Comment pourrai-je dire sans larmes à mes pauvres frères,
Que je me suis fait éconduire par les armes de cette terre,
Sans endurcir leur drame et leur cœur,
Sans noircir leur étoile et leur douceur.
 
Ils ont dit qu’il me fallait tourner la page,
Et je tourne en rond dans ma cage,
Mes soucis ne seraient que des outrages
Et pour de bon il fallait que je dégage.
 
J’ai traversé les mers sur une frêle coquille de noix,
J’ai quitté l’enfer mais j’ai emporté ma croix,
J’ai failli lâcher la bride et me noyer plusieurs fois,
Si les néréides n’avaient eu foie en moi.
 
Je me souviens du juge argumentant qu’à part la misère,
Je ne risque rien de terrifiant à retourner vers l’enfer,
Que la faim et un monde violent ne justifier pas que j’espère
Des lendemains en occident, moi qui ne savais rien faire.
 
Comment sortir de ce dédale,
Où se perd mon avenir et ses pétales ?
On me retire mon piédestal,
On me sert un partir vers un passé frugale.
 
Ils ont dit aux actualités que nous étions trop nombreux,
Ils ont manipulé les opinions par les images et leur jeu,
Ils m’ont pris une matinée d’une saison de peur et feu,
Ils ont arrêtés mes émotions et mes mirages de mieux .
 
Ils fichent leurs enfants et mettent des caméras partout,
Ils suivent les comportements et notent tout,
Ils ont des normes pour l’être et des programmes adaptés,
Qui soignent le paraître et retire sa flamme à l’humanité.
 
Je vois déjà les titres dans le journal.
La chute de quelques pitres en séjour illégal.

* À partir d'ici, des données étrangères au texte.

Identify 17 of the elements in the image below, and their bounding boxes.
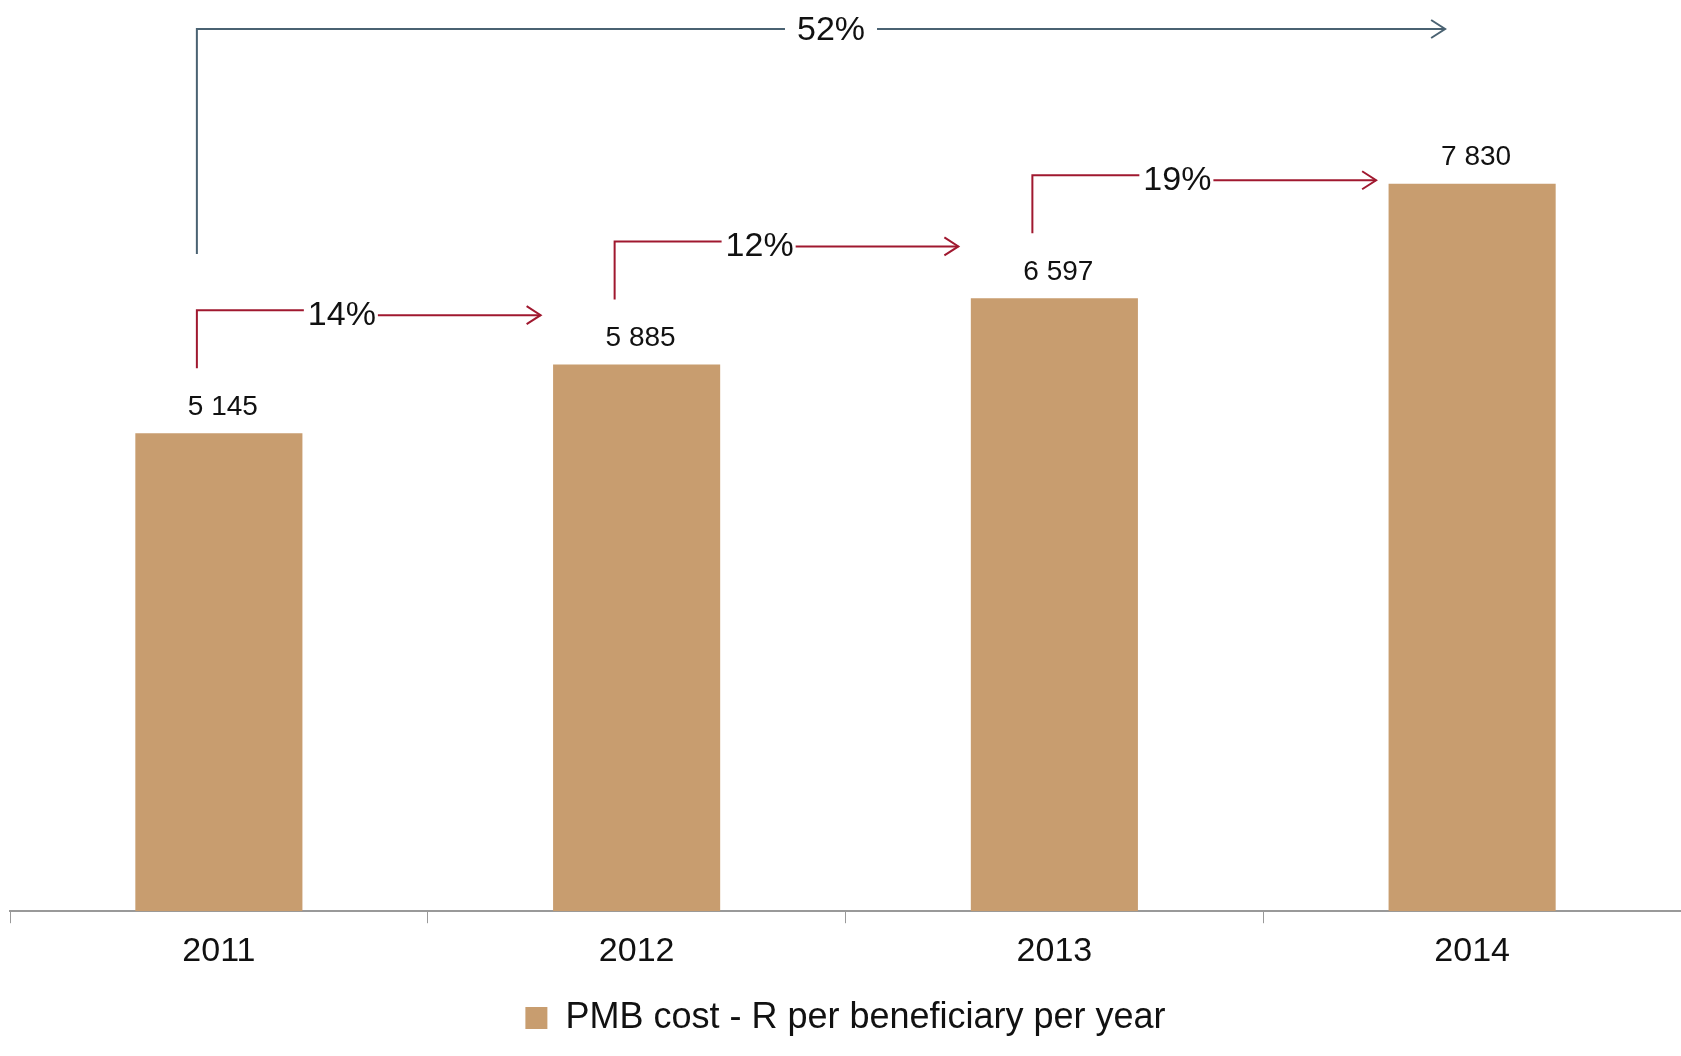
- annotation: 12%: [725, 224, 794, 263]
- bar: [1388, 183, 1556, 912]
- legend-label: PMB cost - R per beneficiary per year: [565, 994, 1166, 1036]
- text: 52%: [796, 9, 866, 48]
- x-tick-label: 2012: [598, 929, 675, 968]
- data-label: 7 830: [1441, 140, 1512, 172]
- x-tick-label: 2011: [182, 929, 256, 968]
- annotation: 14%: [307, 293, 376, 332]
- bar: [135, 433, 303, 912]
- data-label: 6 597: [1023, 254, 1094, 286]
- data-label: 5 145: [187, 389, 258, 421]
- bar: [553, 364, 721, 912]
- annotation: 19%: [1143, 158, 1212, 197]
- bar: [970, 298, 1138, 912]
- data-label: 5 885: [605, 321, 676, 353]
- x-tick-label: 2013: [1016, 929, 1093, 968]
- x-tick-label: 2014: [1434, 929, 1510, 968]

Je voulais juste vivre, avoir du travail,
On m’avait dit que l’économie était mondiale.
 
L’argent et les marchandises circulent mais pas les humains,
Sale temps où la piste prise ne mène à rien.
Les puissants et leurs devises, par habitude, ne craignent rien,
Les pauvres gens sont sous l’emprise du destin.